The Mediterranean monk seal (Monachus monachus) has the dubious distinction of being the most endangered European mammal – fewer than 600 survive, almost half of them here, the rest elsewhere in the Aegean or around islands off the coast of West Africa.
Females have one pup about every two years, which can live for 45 years, attaining 2m in length and over 200kg as adults. Formerly pups were reared in the open, but disturbance by man led to whelping seals retreating to isolated sea caves with partly submerged entrances. Without spending weeks on a local boat, your chances of seeing a seal are slim (marine-park cruises are far more likely to spot dolphins); if seals are spotted (usually dozing on the shore or swimming in the open sea), keep a deferential distance.
Monk seals can swim 200km a day in search of food – and compete with fishermen in the overfished Aegean, often destroying nets.

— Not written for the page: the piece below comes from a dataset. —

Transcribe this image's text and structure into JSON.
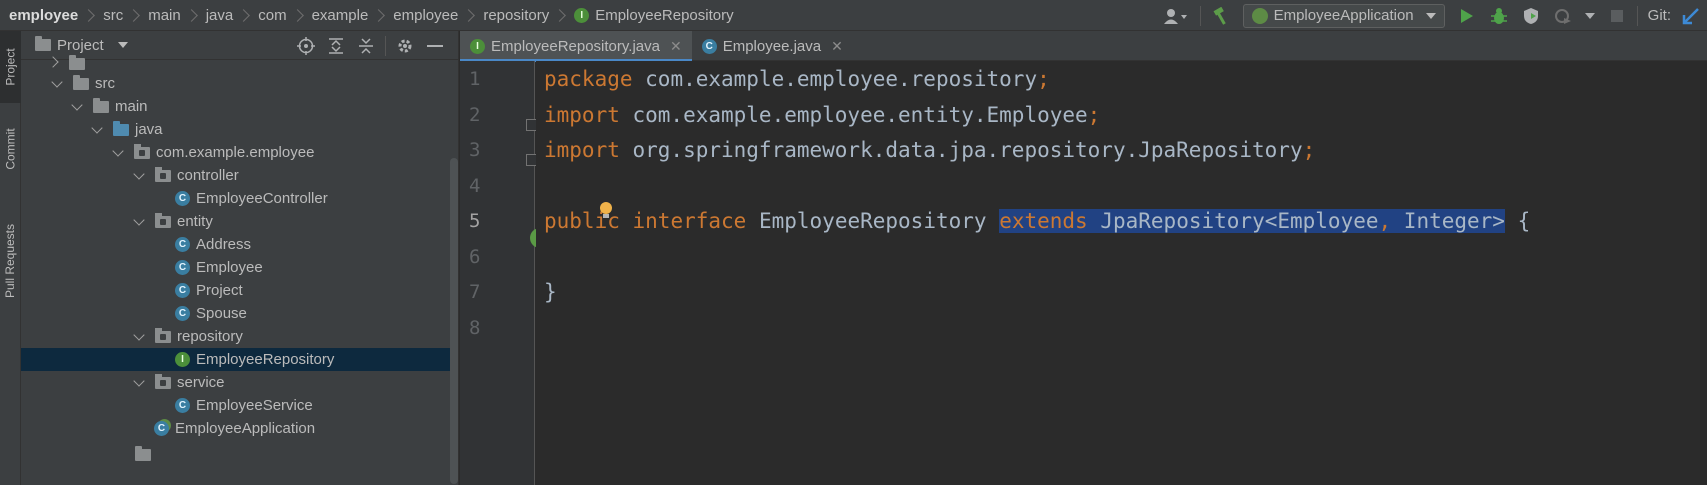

Until recently fishermen routinely killed seals; this occasionally still happens, but the establishment of the National Marine Park of Alónissos-Northern Sporades has helped by banning September–November fishing northeast of Alónissos and prohibiting it altogether within 1.5 nautical miles of Pipéri. These measures have won local support through the efforts of the Hellenic Society for the Protection of the Monk Seal (mom.gr; see Patitíri and around), even among Sporadean fishermen, who realize that the restrictions should help restore local fish stocks. The society has reared several abandoned seal pups (bad weather often separates them from their mothers), subsequently released in the sea around Alónissos.